Siang tadi, Agha pun sempat kaget saat Pak Krisna entah kenapa bicara soal anaknya. Setelah sekian tahun cuma bisa menerka-nerka, dia akhirnya tahu bahwa sang bos memiliki anak lelaki yang merupakan pewaris tunggal Sagara Group.

"Dewan direksi dan lainnya sudah memberikan persetujuan. Jadi, dalam waktu dekat, dia bakal dilantik sebagai CEO untuk perusahaan ini," ungkap Krisna.

"Maaf, Pak Agha umurnya berapa tahun, ya?" tanya Krisna kemudian.

"Saya sudah 30 tahun, Pak," jawab Krisna yang dalam hati bertanya-tanya untuk apa sang bos bertanya soal umurnya.

Jawaban Agha membuat Krisna tersenyum lebar. "Nah, cocok! Anak saya lebih muda dua tahun dari Pak Agha, tapi bisa lah, ya, dianggap seumuran saja."

"Saya harap Pak Agha bisa berhubungan baik dengan anak saya.

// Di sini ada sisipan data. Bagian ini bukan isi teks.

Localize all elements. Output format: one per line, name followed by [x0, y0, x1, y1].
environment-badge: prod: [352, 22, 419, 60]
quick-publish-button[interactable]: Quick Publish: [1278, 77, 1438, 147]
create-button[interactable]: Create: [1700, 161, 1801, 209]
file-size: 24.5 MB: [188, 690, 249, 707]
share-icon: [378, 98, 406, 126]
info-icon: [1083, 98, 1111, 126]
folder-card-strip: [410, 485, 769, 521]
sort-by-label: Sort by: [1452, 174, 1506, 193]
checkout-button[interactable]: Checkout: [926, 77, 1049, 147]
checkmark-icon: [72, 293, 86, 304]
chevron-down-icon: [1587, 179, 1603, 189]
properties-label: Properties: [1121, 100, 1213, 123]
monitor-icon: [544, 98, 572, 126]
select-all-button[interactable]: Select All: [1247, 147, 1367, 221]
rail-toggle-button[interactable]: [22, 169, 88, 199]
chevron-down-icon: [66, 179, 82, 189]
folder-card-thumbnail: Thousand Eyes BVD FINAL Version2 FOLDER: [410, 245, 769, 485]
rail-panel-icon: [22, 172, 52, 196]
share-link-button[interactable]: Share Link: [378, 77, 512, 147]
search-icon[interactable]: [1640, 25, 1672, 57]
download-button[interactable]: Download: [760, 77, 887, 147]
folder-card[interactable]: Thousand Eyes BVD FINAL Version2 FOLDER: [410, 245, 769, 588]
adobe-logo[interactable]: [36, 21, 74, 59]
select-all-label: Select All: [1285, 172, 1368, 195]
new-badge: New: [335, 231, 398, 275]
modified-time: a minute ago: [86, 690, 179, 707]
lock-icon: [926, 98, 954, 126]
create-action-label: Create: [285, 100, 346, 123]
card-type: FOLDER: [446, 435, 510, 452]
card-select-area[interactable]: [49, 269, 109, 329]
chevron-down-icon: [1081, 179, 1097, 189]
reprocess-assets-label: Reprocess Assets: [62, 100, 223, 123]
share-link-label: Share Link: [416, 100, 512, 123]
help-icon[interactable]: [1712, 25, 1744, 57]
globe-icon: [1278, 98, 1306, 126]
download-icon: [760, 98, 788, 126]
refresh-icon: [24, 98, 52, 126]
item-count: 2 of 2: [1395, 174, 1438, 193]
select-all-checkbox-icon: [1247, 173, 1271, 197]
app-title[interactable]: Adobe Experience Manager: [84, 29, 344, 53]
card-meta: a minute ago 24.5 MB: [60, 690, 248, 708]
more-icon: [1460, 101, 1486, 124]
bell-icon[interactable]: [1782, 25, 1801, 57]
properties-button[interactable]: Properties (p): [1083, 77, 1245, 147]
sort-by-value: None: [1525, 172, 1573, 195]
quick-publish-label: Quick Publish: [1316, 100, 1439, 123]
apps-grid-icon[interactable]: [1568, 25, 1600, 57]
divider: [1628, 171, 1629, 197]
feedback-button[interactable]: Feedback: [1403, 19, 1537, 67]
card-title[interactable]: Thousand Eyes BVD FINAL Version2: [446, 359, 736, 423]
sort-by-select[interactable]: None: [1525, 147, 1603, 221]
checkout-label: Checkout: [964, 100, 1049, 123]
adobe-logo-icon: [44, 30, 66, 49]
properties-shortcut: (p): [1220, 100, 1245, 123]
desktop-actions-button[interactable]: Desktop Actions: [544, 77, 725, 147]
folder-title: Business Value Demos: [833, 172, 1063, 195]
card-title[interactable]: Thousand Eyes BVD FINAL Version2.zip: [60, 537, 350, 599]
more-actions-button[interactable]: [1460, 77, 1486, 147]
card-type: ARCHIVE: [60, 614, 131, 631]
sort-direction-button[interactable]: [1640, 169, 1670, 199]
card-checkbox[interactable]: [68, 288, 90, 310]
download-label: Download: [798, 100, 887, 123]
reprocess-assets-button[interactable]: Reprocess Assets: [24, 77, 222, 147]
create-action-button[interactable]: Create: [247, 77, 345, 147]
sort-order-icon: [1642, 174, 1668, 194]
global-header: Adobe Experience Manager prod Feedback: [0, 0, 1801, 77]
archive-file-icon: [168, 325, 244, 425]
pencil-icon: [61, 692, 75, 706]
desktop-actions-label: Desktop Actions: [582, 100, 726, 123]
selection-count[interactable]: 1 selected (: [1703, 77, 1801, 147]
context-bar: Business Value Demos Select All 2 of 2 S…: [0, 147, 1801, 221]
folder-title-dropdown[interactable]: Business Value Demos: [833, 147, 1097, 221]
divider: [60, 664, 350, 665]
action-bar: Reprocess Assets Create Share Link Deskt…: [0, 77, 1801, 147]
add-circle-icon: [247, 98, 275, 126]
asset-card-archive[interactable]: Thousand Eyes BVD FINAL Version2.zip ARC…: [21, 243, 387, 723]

Dia punya banyak ide aneh tapi menarik di kepalanya. Gara mungkin akan sedikit menyusahkan Pak Agha, tapi semoga Pak Agha dan semua orang di sini bisa maklum."

'Gara? Jadi, namanya Gara?' batin Agha. Dia baru sekali ini mendengar Pak Krisna menyebut nama anaknya.

Krisna tampaknya menyadari sedikit perubahan mimik pada raut wajah Agha. "Oh, saya belum pernah bilang, ya? Sagara. Anak saya namanya Sagara. Seperti yang kalian duga selama ini, kan?"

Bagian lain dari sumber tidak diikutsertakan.